HIV is devastating because it attacks and destroys the body’s defense system against pathogens, leaving patients fatally exposed. So what would possess scientists to treat HIV-positive patients with drugs that suppress the immune system?
Such therapy may in fact offer a new approach in the battle against AIDS. An unexpected feature of HIV infection is that in the first few weeks after invasion, the virus hijacks the immune system and sends it into overdrive. Most significantly, the activated T cells—the soldiers that fight germs—not only produce large amounts of cytokines (chemical messengers that help to coordinate a counterattack) but also enter the cell cycle, a process that normally leads to cell division and proliferation. In HIV infection, however, a T cell subtype called the central memory CD4+ T cell appears to enter the cell cycle and undergo apoptosis—cellular suicide—in vast numbers. The activated CD4+ T cell population also helps the virus replicate.
Scientists are not exactly sure how HIV causes the CD4+ T cell population to activate and crash. They do know that the decline is characteristic of HIV infection and use it to make prognoses. They also know that if immune activation is absent, the outlook is very different.
Nowhere is this clearer than in the laboratory with monkeys. The sooty mangabey, found in West Africa, has somehow adapted to the simian immunodeficiency virus—the nonhuman version of HIV—so that even with a high viral load, it rarely gets sick. In contrast, the Asian rhesus macaque will commonly develop a syndrome resembling AIDS. The difference between these two primates is that the sooty mangabey experiences only low levels of immune activation, which presumably limits the T cell population crash and viral replication. In contrast, the rhesus macaque’s immune system, like that of humans, is highly activated in the early stages of infection.
This correlation led researchers to wonder what might happen if the human immune system behaved more like the mangabey’s when confronted by the virus. Experiments have already established that blocking viral replication with antiretroviral medication attenuates immune activation and boosts the number of CD4+ T cells. The next step would be immunosuppressive therapy, which could slow down viral replication by limiting the T cell activation and prevent the CD4+ T cells from committing suicide. “Maybe if we gave antiviral medications and blocked the downstream pathways that are driving T cell turnover, we might be able to enhance CD4+ T cell restoration and T cell function,” says Michael Lederman, director of the Center for AIDS Research at Case Western Reserve University.
Several teams around the world have been investigating this unusual approach, with mixed results. Lederman and his colleagues conducted trials in 2001 and 2003 of the corticosteroid prednisone in conjunction with antiretroviral therapy. The therapy succeeded in blocking immune activation but failed to affect CD4+ T cell populations.
A European team fared better with cyclosporine A. In a nine-patient trial—and later, in a study of nearly 80 patients—CD4+ T cell counts rose to normal levels after eight weeks of cyclosporine A and antiretroviral therapy, says immunologist Giuseppe Pantaleo of the University of Lausanne in Switzerland, a key investigator in the trials. “We were indeed surprised by the magnitude of the effect on the CD4+ T cells,” he remarks.
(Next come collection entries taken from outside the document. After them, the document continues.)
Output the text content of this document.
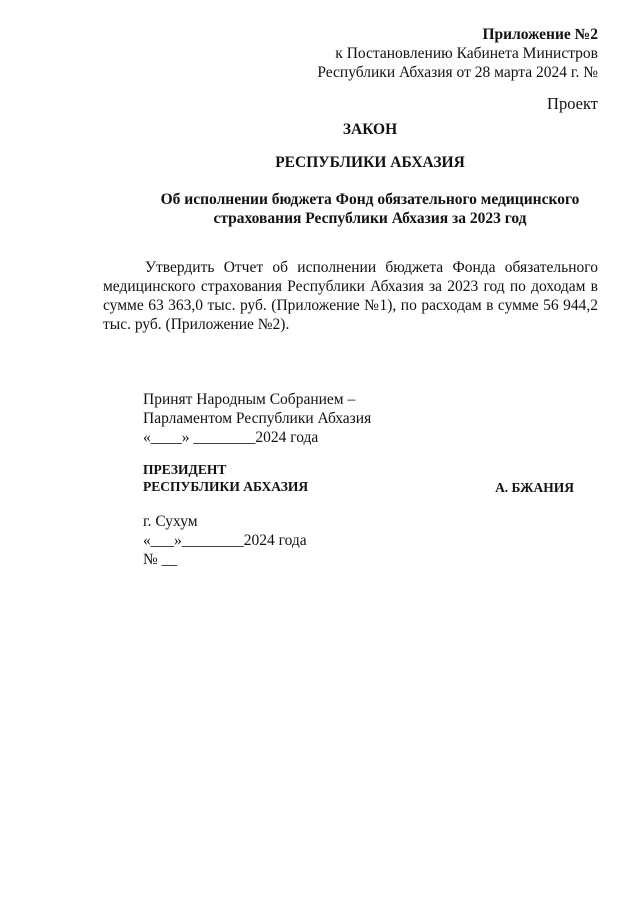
Приложение №2
к Постановлению Кабинета Министров
Республики Абхазия от 28 марта 2024 г. №
Проект
ЗАКОН
РЕСПУБЛИКИ АБХАЗИЯ
Об исполнении бюджета Фонд обязательного медицинского
страхования Республики Абхазия за 2023 год
Утвердить Отчет об исполнении бюджета Фонда обязательного медицинского страхования Республики Абхазия за 2023 год по доходам в сумме 63 363,0 тыс. руб. (Приложение №1), по расходам в сумме 56 944,2 тыс. руб. (Приложение №2).
Принят Народным Собранием –
Парламентом Республики Абхазия
«____» ________2024 года
ПРЕЗИДЕНТ
РЕСПУБЛИКИ АБХАЗИЯ	А. БЖАНИЯ
г. Сухум
«___»________2024 года
№ __
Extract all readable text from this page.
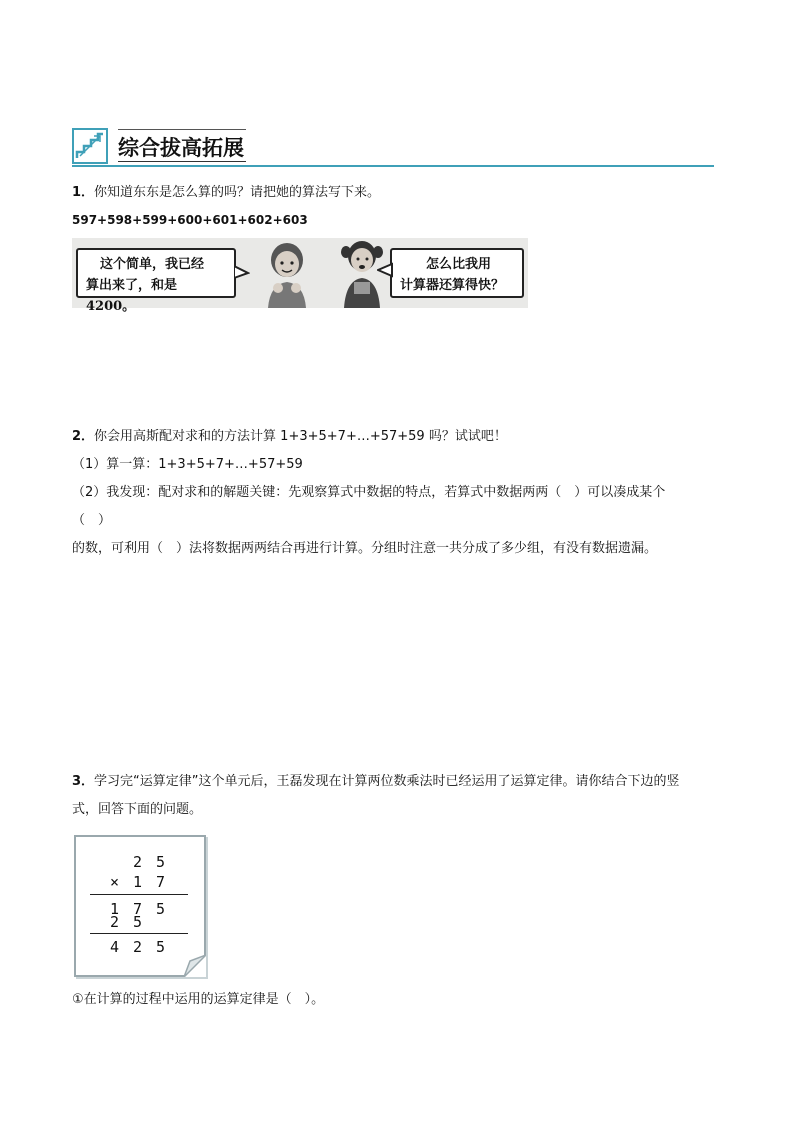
综合拔高拓展
1．你知道东东是怎么算的吗？请把她的算法写下来。
597+598+599+600+601+602+603
这个简单，我已经
算出来了，和是4200。
怎么比我用
计算器还算得快？
2．你会用高斯配对求和的方法计算 1+3+5+7+…+57+59 吗？试试吧！
（1）算一算：1+3+5+7+…+57+59
（2）我发现：配对求和的解题关键：先观察算式中数据的特点，若算式中数据两两（　）可以凑成某个
（　）
的数，可利用（　）法将数据两两结合再进行计算。分组时注意一共分成了多少组，有没有数据遗漏。
3．学习完“运算定律”这个单元后，王磊发现在计算两位数乘法时已经运用了运算定律。请你结合下边的竖
式，回答下面的问题。
2 5
× 1 7
1 7 5
2 5
4 2 5
①在计算的过程中运用的运算定律是（　）。
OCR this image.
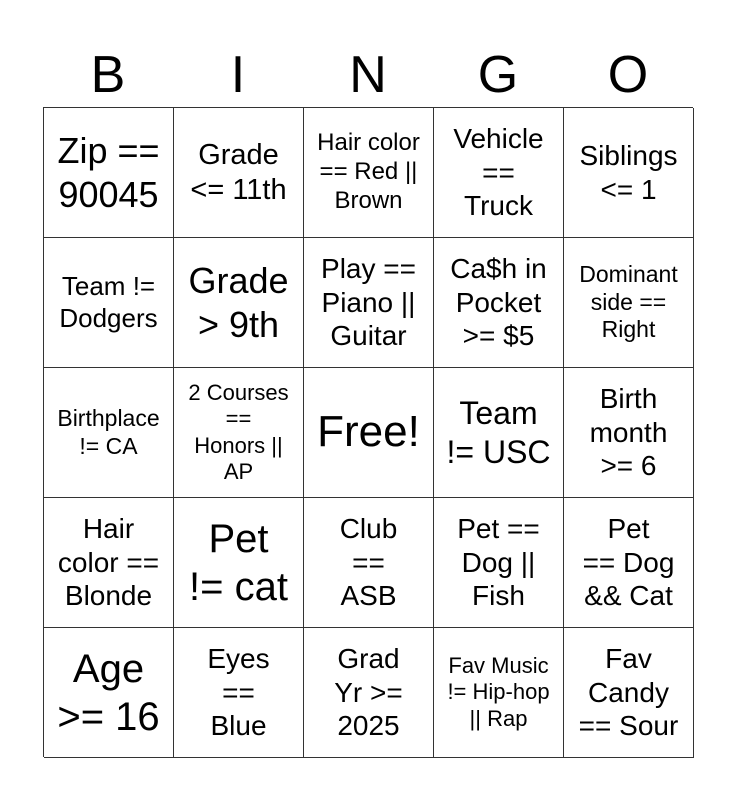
B	I	N	G	O
Zip ==
90045
Grade
<= 11th
Hair color
== Red ||
Brown
Vehicle
==
Truck
Siblings
<= 1
Team !=
Dodgers
Grade
> 9th
Play ==
Piano ||
Guitar
Ca$h in
Pocket
>= $5
Dominant
side ==
Right
Birthplace
!= CA
2 Courses
==
Honors ||
AP
Free!	Team
!= USC
Birth
month
>= 6
Hair
color ==
Blonde
Pet
!= cat
Club
==
ASB
Pet ==
Dog ||
Fish
Pet
== Dog
&& Cat
Age
>= 16
Eyes
==
Blue
Grad
Yr >=
2025
Fav Music
!= Hip-hop
|| Rap
Fav
Candy
== Sour
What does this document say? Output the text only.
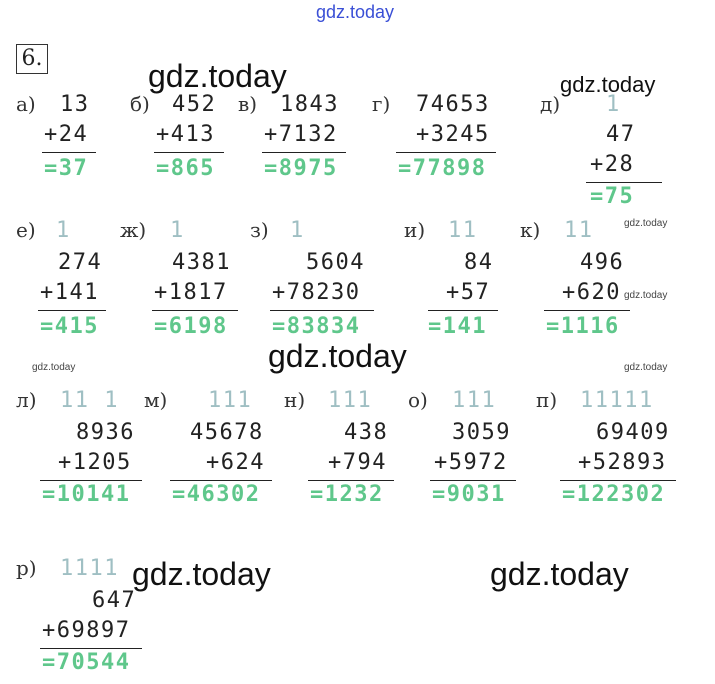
gdz.today
gdz.today	gdz.today
gdz.today
gdz.today
gdz.today
gdz.today	gdz.today
gdz.today	gdz.today
6.
а) 13
+24
=37
б) 452
+413
=865
в) 1843
+7132
=8975
г) 74653
+3245
=77898
д) 1
47
+28
=75
е) 1
274
+141
=415
ж) 1
4381
+1817
=6198
з) 1
5604
+78230
=83834
и) 11
84
+57
=141
к) 11
496
+620
=1116
л) 11 1
8936
+1205
=10141
м) 111
45678
+624
=46302
н) 111
438
+794
=1232
о) 111
3059
+5972
=9031
п) 11111
69409
+52893
=122302
р) 1111
647
+69897
=70544
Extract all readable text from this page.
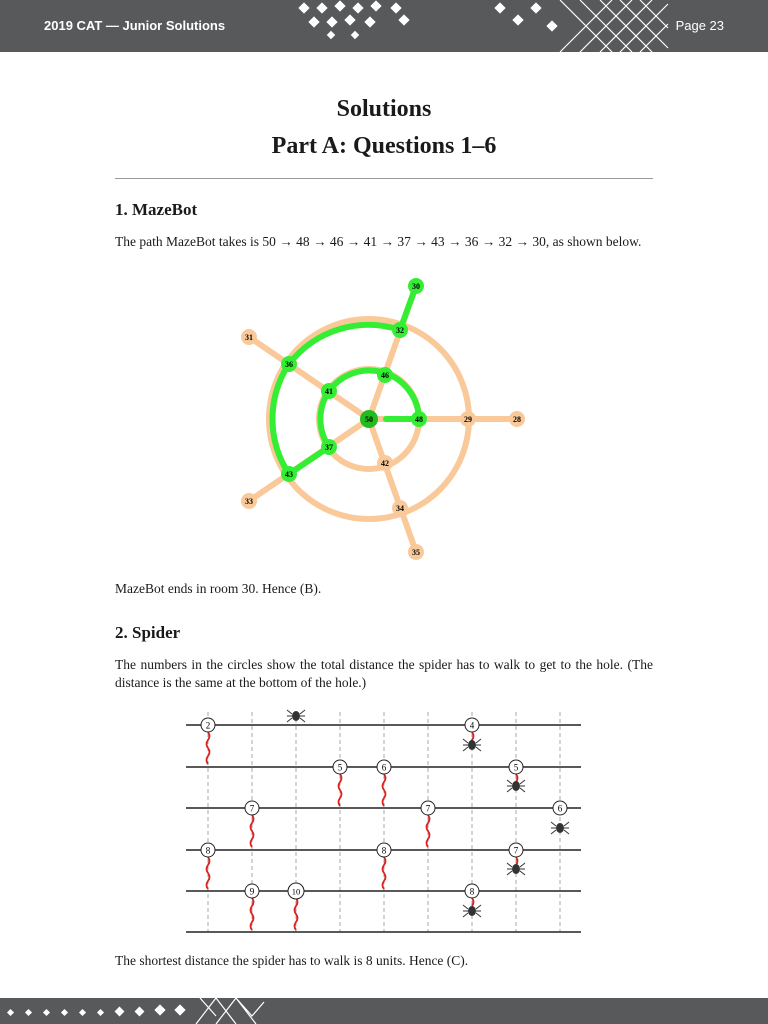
2019 CAT — Junior Solutions	Page 23
Solutions
Part A: Questions 1–6
1. MazeBot
The path MazeBot takes is 50 → 48 → 46 → 41 → 37 → 43 → 36 → 32 → 30, as shown below.
30
31
32
36
46
41
50	48	29	28
37
42
43
33
34
35
MazeBot ends in room 30. Hence (B).
2. Spider
The numbers in the circles show the total distance the spider has to walk to get to the hole. (The distance is the same at the bottom of the hole.)
2	4
5	6	5
7	7	6
8	8	7
9	10	8
The shortest distance the spider has to walk is 8 units. Hence (C).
Pantaleo’s results stand in stark contrast to some previous attempts. In 1989 Canadian researchers attempted to treat patients with AIDS using cyclosporine, with unfortunate consequences. Not only did patients experience severe toxic symptoms from the treatment, but their T cell counts plummeted.
Hence, timing seems to be important with this kind of HIV therapy. “This is not, in my mind, an approach to take during chronic infection, because once infection has been established, the mechanisms of immune activation become much more complicated,” observes Martin Markowitz, staff investigator at the Aaron Diamond AIDS Research Center in New York City. “I don’t think that you want to intervene in a disease that is characterized by progressive immunosuppression with immunosuppression.”
Markowitz and his colleagues instead hope to target HIV-positive patients in the early, acute stage. Because improvement in the CD4+ T cell count occurred shortly after patients took cyclosporine in previous studies, the team is using small doses of cyclosporine and a short, four-week treatment period, Markowitz says. Results of this trial of around 45 patients are expected toward the end of the year.
This novel line of attack against HIV is in its early days, and the scientific community is still cautious. But with antiretroviral resistance on the rise, immunosuppression could prove to be a much needed extra weapon in the anti-HIV arsenal.